When was the last time you used a typewriter? For me the year was 1994, in 9th grade keyboarding class. In addition to the bank of IBM computers running Word Perfect 6.0, we had word processors, electronic typewriters that allowed us to queue up a certain amount of text on a small screen before printing it onto the page. I haven’t seen one in serious use since my first year of college – 1998 – when my best friend, frustrated with the computer lab’s virus-ridden computers, picked up a used typewriter at a garage sale.
In design magazine photos – apartments always too empty of clutter to be real – there’s often a pristine typewriter sitting on a shelf. It’s easy to celebrate the beauty of a typewriter. MOMA has several in their collection, including the gorgeous Valentine Portable. In a wave of nostalgia, it’s also easy to forget what made them so annoying: type too fast and the letters jam, always needing a bottle of Wite-Out for the inevitable mistakes, black smudged fingers every time the ribbon needs changing.
That’s where the USB Typewriter comes in. Maybe you’ve seen this floating around the internet in the last couple of months:
How cool is that? The typewriter hooks into your computer or tablet via USB and acts as a keyboard. When you need the enter key, move the carriage return. You can live out your tortured artist fantasies without the pain of retyping every draft of your 800 page novel.
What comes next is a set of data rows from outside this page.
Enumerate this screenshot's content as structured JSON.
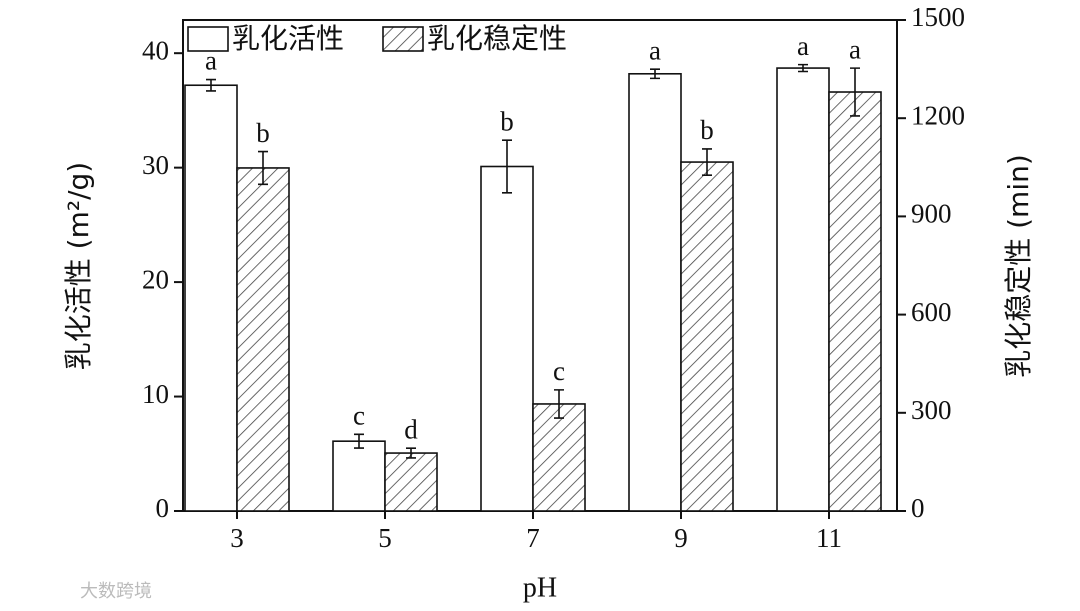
{
  "chart_data": {
    "type": "bar",
    "x_label": "pH",
    "y_label": "乳化活性 (m²/g)",
    "y2_label": "乳化稳定性 (min)",
    "categories": [
      "3",
      "5",
      "7",
      "9",
      "11"
    ],
    "series": [
      {
        "name": "乳化活性",
        "color": "#ffffff",
        "hatch": false,
        "axis": "y",
        "values": [
          37.2,
          6.1,
          30.1,
          38.2,
          38.7
        ],
        "errors": [
          0.5,
          0.6,
          2.3,
          0.4,
          0.3
        ],
        "letters": [
          "a",
          "c",
          "b",
          "a",
          "a"
        ]
      },
      {
        "name": "乳化稳定性",
        "color": "#ffffff",
        "hatch": true,
        "axis": "y2",
        "values": [
          1048,
          177,
          327,
          1066,
          1280
        ],
        "errors": [
          50,
          15,
          43,
          40,
          73
        ],
        "letters": [
          "b",
          "d",
          "c",
          "b",
          "a"
        ]
      }
    ],
    "ylim": [
      0,
      42.9
    ],
    "yticks": [
      0,
      10,
      20,
      30,
      40
    ],
    "y2lim": [
      0,
      1500
    ],
    "y2ticks": [
      0,
      300,
      600,
      900,
      1200,
      1500
    ],
    "legend": "top-left",
    "watermark": "大数跨境"
  }
}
The idea for the USB Typewriter came when the inventor, Jack Zylkin saw an old typewriter sitting on a friend’s mantle. “It seemed like a shame that such a beautiful machine wasn’t getting used.” Jack is the kind of guy with lots of “wouldn’t it be cool if…” ideas running through his head, but unlike a lot of us, he puts those ideas into action. He got his hands on a beautiful old typewriter and set out to make it relevant again. To get into the details of how it works, check out the tutorial at Instructables.
The results were novel enough that he now makes his living resurrecting typewriters. “I started taking a vacation day from my job here and a sick day there until finally it was like ‘I bet you’ve been wondering where I’ve been for the last week.’ It wasn’t until I was on the Martha Stewart show that people were said, ‘oh, I get this. This is big.’ So I quit my job and now I work on typewriters all day.”
He spends about half of his time modifying typewriters and half of the time on the miscellaneous keep-the-business running work. While he’s in the process of patenting other inventions, the USB Typewriter remains open via a Creative Commons license, and you can make your own using one of the modification kits he has for sale on his website. “I feel that if you know how to solder, you should be rewarded with the opportunity to make cool stuff.”
Agreed. And if you don’t know how to solder, look up the nearest hacker space in your area to take a class. Then make yourself some cool stuff.